This is the first milestone report in the Coursera Data Science Specialization Capstone course. A large corpus of text will be used to explore Natural Language Processing (NLP). This report addresses cleaning the data in the corpus and exploratory data analysis.
The following libraries will be used to clean and explore the corpus.
suppressMessages(library(ggplot2))
suppressMessages(library(tm))
suppressMessages(library(quanteda))
The corpora were collected from publicly available sources by a web crawler.

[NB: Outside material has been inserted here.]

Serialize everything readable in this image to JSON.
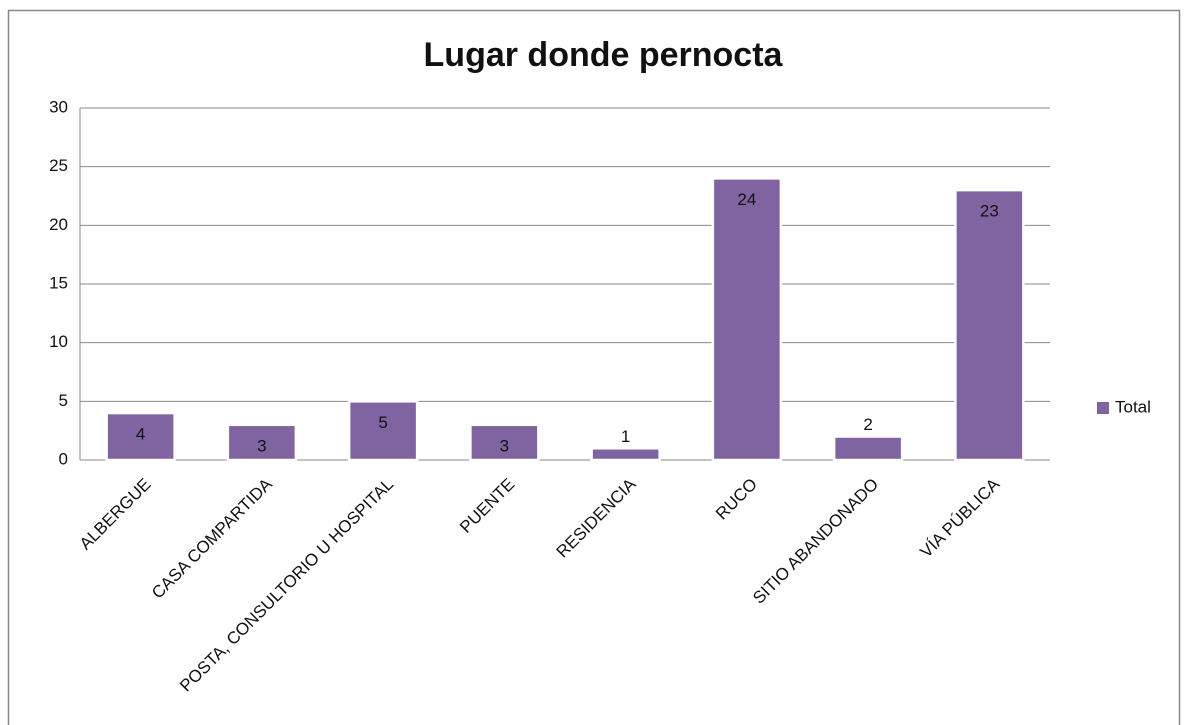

The data is stored in the following text files:
blogs_data<-readLines("final/en_US/en_US.blogs.txt", encoding = "UTF-8", skipNul = TRUE)
news_data<-readLines("final/en_US/en_US.news.txt", encoding = "UTF-8", skipNul = TRUE, warn = FALSE)
twitter_data<-readLines("final/en_US/en_US.twitter.txt", encoding = "UTF-8", skipNul = TRUE)
The following aspects of the data will help us understand the data with which we are working.
blogs_size<-file.size("final/en_US/en_US.blogs.txt")/2^20
news_size<-file.size("final/en_US/en_US.news.txt")/2^20
twitter_size<-file.size("final/en_US/en_US.twitter.txt")/2^20
blogs_lines<-length(blogs_data)
news_lines<-length(news_data)
twitter_lines<-length(twitter_data)
blogs_max<-max(nchar(blogs_data))
news_max<-max(nchar(news_data))
twitter_max<-max(nchar(twitter_data))
The results of the preliminary analysis is diplayed in the following data frame.
data.frame(file = c("blogs", "news", "twitter"),
file_size = c(blogs_size, news_size, twitter_size),
num_lines = c(blogs_lines, news_lines, twitter_lines),
char_max = c(blogs_max, news_max, twitter_max))
## file file_size num_lines char_max
## 1 blogs 200.4242 899288 40833
## 2 news 196.2775 77259 5760
## 3 twitter 159.3641 2360148 140
Due to the size of the files, we will sample 1% of the lines from each file.
set.seed(3878)
dataSample<-c(sample(blogs_data, size = blogs_lines * 0.01),
sample(news_data, size = news_lines * 0.01),
sample(twitter_lines, size = twitter_lines * 0.01))
Before performing exploratory data analysis, the data must be cleaned. Cleaning the data will include removing URL’s, special characters, punctuations, numbers, stopwords, and converting the text to lower case.
dataTokens<-tokens(dataSample,
what = "fasterword",
remove_url = TRUE,
remove_punct = TRUE,
remove_numbers = TRUE,
remove_twitter = TRUE)
dataTokens<-tokens_remove(dataTokens, pattern = stopwords("en"))
dataTokens<-tokens_tolower(dataTokens)
The exploratory analysis will consist of finding the frequency of words occuring in the data. We will look for the frequency of single words, unigrams, the frequency of pairs of words, bigrams, and the frequency of three word groups, trigrams.
unigram<-tokens_ngrams(dataTokens, n = 1)
unigramMat<-dfm(unigram, verbose = FALSE)
unigramSort<-topfeatures(unigramMat, 15)
unigramDF<-data.frame(words = names(unigramSort), freq = unigramSort)
ggplot(data = unigramDF, aes(x = words, y = freq)) +
geom_bar(stat = "identity", fill = rainbow(n = length(unigramDF[, 1]))) +
ggtitle("Frequent Unigrams") +
theme(plot.title = element_text(hjust = 0.5)) +
xlab("Unigrams") +
ylab("Frequency")
bigram<-tokens_ngrams(dataTokens, n = 2)
bigramMat<-dfm(bigram, verbose = FALSE)
bigramSort<-topfeatures(bigramMat, 15)
bigramDF<-data.frame(words = names(bigramSort), freq = bigramSort)
ggplot(data = bigramDF, aes(x = words, y = freq)) +
geom_bar(stat = "identity", fill = rainbow(n = length(bigramDF[, 1]))) +
coord_flip() +
ggtitle("Frequent Bigrams") +
theme(plot.title = element_text(hjust = 0.5)) +
xlab("Bigrams") +
ylab("Frequency")
trigram<-tokens_ngrams(dataTokens, n = 3)
trigramMat<-dfm(trigram, verbose = FALSE)
trigramSort<-topfeatures(trigramMat, 15)
trigramDF<-data.frame(words = names(trigramSort), freq = trigramSort)
ggplot(data = trigramDF, aes(x = words, y = freq)) +
geom_bar(stat = "identity", fill = rainbow(n = length(trigramDF[, 1]))) +
coord_flip() +
ggtitle("Frequent Trigrams") +
theme(plot.title = element_text(hjust = 0.5)) +
xlab("Trigrams") +
ylab("Frequency")